The Alberta government on Tuesday abruptly cancelled a request for proposals seeking a contractor to provide long-range drones to help with enforcement of camping on public lands this summer.
Posted on Friday, the RFP suggested Alberta Environment and Parks planned to use drones to take photos and video of "designated areas" of public lands over four weekends this summer and fall.
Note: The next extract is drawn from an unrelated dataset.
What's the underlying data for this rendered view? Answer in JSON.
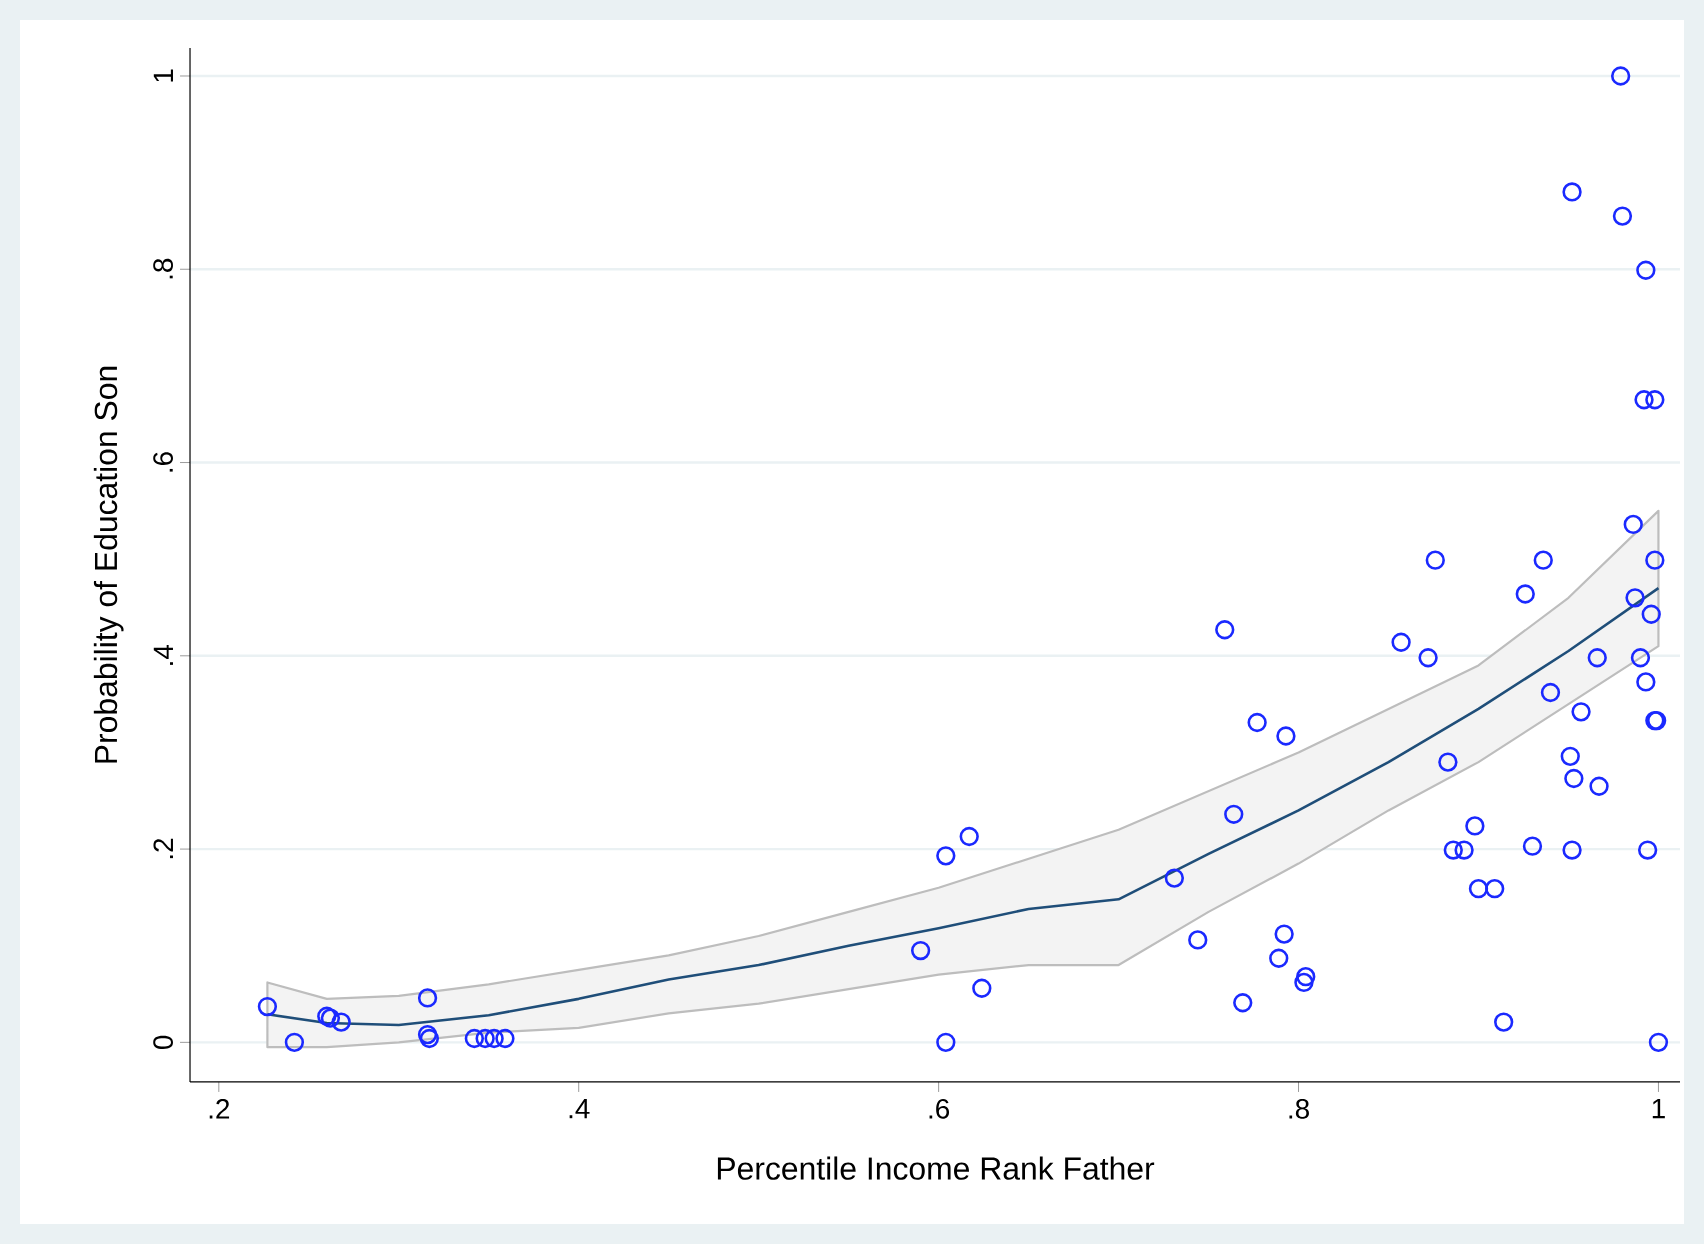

"ISR (Intelligence Surveillance Reconnaissance) collection will take place within designated areas in Alberta between July 1–4, 2021, July 31- August 3, 2021, September 4-7, 2021 and October 9-12, 2021 ... to include detection of campfires, off-highway vehicles operating in restricted areas, gatherings of ten (10) or more individuals, and officer safety support," the bid document stated.
But Environment and Parks Minister Jason Nixon said Tuesday the request was not reviewed or approved by anyone in his office before it was posted. He cancelled the RFP after learning about it for the first time on Tuesday through negative social media posts
"I"m not sure why that RFP was written that way. It's not acceptable," Nixon said in an interview.
The department is allowed to use drones for wildfire monitoring, flood surveillance and search and rescue, he said.
"But not to monitor families who are out camping and recreating on our public lands."
The government cancelled the RFP and removed the bid documents from the Alberta Purchasing Connection website by 11 a.m. Tuesday. Media had started making inquiries and at least one outlet had published a story by that time.
Under the RFP, images and video collected by the drones would have been provided in real-time, and the information would have gone to Alberta Environment and Parks at the end of each holiday weekend.
The RFP said the government had planned to use long-range drones to monitor for wildfires and flooding, and to assist in search and rescue.
Edmonton-Gold Bar MLA Marlin Schmidt, the NDP critic for environment and parks, said the RFP was another failure under Nixon's watch as minister. He doesn't believe Nixon's claim he didn't know about his department's plans for drone surveillance.
"Now that it was public and he got caught, he's in the position of having to backtrack," Schmidt said. " And we've seen the minister in that position a number of times over the last couple of years. "
Camping on public lands in Alberta has traditionally been free but the government is introducing a $30 annual fee to help pay for additional enforcement.
Last summer, Alberta saw an upswing in the popularity of camping on both public land and traditional campsites due to the COVID-19 pandemic. More campers placed increased demands on public lands, which generally lack amenities such as pit toilets, waste collection and fire pits offered at traditional campsites.
Areas in the Bighorn area of the eastern slopes, which were proposed to become provincial parks under the previous NDP government, have been hit particularly hard.
A report by the Alberta Environment Bighorn Backcountry Standing Committee from June 2020 found the areas were overrun with users. Some campers cut live trees for firewood, overran areas with new ATV trails and left garbage and human waste behind.